Polygenic scores to classify cancer risk
Polygenic risk scores could be useful to stratify the risk of several cancers among patients in medical centers, allowing for the potential discovery of new associations between genes, disease and secondary effects, according to a University of Michigan study.
Researchers at U-M’s School of Public Health conducted a phenome-wide association study in 28,260 unrelated, genotyped patients of recent European ancestry to evaluate whether polygenic risk scores for common cancers are associated with multiple phenotypes. The study used data from participants’ electronic health records.
The results demonstrate that polygenic risk scores, a summary score constructed based on results obtained from large population-based genome-wide association studies, can be potentially useful for cancer risk stratification among patients in an academic medical center.
“This is just the tip of the iceberg. It shows the potential and the challenges with using phenome-wide associations,” said Bhramar Mukherjee, the John D. Kalbfleisch Collegiate Professor of Biostatistics and professor of epidemiology at U-M’s School of Public Health and associate director for Cancer Control and Population Sciences at the Rogel Cancer Center.

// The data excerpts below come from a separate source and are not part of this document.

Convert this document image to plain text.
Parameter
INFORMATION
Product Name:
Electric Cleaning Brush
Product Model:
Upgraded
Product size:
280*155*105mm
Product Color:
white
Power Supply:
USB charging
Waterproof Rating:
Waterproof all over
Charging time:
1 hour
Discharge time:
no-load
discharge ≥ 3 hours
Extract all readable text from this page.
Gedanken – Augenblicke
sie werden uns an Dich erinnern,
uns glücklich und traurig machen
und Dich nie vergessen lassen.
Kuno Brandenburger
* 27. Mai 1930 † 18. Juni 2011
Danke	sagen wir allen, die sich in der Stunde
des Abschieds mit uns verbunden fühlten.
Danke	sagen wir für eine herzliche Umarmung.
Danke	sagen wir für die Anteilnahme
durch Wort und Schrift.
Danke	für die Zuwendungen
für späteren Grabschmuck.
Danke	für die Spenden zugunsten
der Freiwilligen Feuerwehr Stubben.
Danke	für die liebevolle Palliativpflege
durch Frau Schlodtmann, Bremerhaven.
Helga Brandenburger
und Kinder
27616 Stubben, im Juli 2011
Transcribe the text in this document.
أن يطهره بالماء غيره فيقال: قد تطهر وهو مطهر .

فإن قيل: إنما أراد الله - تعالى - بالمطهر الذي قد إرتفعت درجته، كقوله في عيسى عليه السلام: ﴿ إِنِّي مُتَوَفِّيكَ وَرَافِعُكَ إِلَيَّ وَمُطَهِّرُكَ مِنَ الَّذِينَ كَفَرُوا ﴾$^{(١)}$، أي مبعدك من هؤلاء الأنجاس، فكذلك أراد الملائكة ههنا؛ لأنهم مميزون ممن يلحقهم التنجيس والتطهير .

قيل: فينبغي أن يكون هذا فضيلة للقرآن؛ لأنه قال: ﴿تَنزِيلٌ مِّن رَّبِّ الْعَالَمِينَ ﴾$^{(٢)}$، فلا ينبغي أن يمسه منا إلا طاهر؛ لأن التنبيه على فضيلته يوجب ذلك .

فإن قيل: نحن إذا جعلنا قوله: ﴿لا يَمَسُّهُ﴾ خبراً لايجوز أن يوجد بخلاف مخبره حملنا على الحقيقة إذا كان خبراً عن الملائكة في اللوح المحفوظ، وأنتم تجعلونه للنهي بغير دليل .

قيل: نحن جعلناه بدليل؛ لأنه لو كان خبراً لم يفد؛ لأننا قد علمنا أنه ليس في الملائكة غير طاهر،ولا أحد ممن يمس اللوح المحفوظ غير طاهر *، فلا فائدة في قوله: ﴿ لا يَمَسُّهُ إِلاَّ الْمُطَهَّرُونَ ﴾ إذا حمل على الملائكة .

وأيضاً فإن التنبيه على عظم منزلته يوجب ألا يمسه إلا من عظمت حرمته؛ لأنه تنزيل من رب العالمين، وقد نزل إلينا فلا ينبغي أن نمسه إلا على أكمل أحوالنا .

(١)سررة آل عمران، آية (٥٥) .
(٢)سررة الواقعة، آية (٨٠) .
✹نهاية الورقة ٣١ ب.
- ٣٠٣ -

“Looking at the data, it was surprising to me how logical the secondary diagnosis associations with the risk score were. When you look at the association plots of the risk scores against the phenome, I expected it to be a lot more noisy. I thought that there would be many spurious associations with random disease codes on the phenome level. It was also striking how results from population-based studies were reproduced using data from electronic health records, a database not ideally designed for specific research questions and is certainly not a population-based sample.”
Lead author Lars Fritsche, assistant research scientist in the Department of Biostatistics at U-M’s School of Public Health, agreed. For example, he said, a polygenic risk score for squamous cell carcinoma—a common skin cancer form—showed a strong association for various forms of skin cancer, but also with actinic keratosis, a potentially precancerous skin lesion. Studying the sequence of diagnoses of the available patients’ electronic health records can help to understand relationships like these.
Mukherjee said investigators will expand the analytic model to other lab tests and biomarkers to see if new associations with diseases across the phenome can be found there.
“What we are trying to do is to understand the pattern of concurrent diagnosis for a patient and determine if a cluster of diagnoses in the past is predictive of a disease state in the future,” she said. “The temporal sequence of disease diagnoses and lab results along with genetic data are key to this scientific quest.”
Researchers also plan to re-contact the initial subjects to collect data on their behavioral and environmental risk factors.
“There’s enormous potential in terms of collecting behavioral data and integrating with molecular data,” Mukherjee said. “Family history, stress data, anxiety data, sleep quality data, mental health data, so that you have a much more integrated vision of what is happening in a person’s life.”
“For future precision health applications,” Fritsche said, “it will be important to understand the challenges of such complex big data and to provide reliable approaches that can efficiently explore them, especially because we expect the amount of data to steadily increase over time.”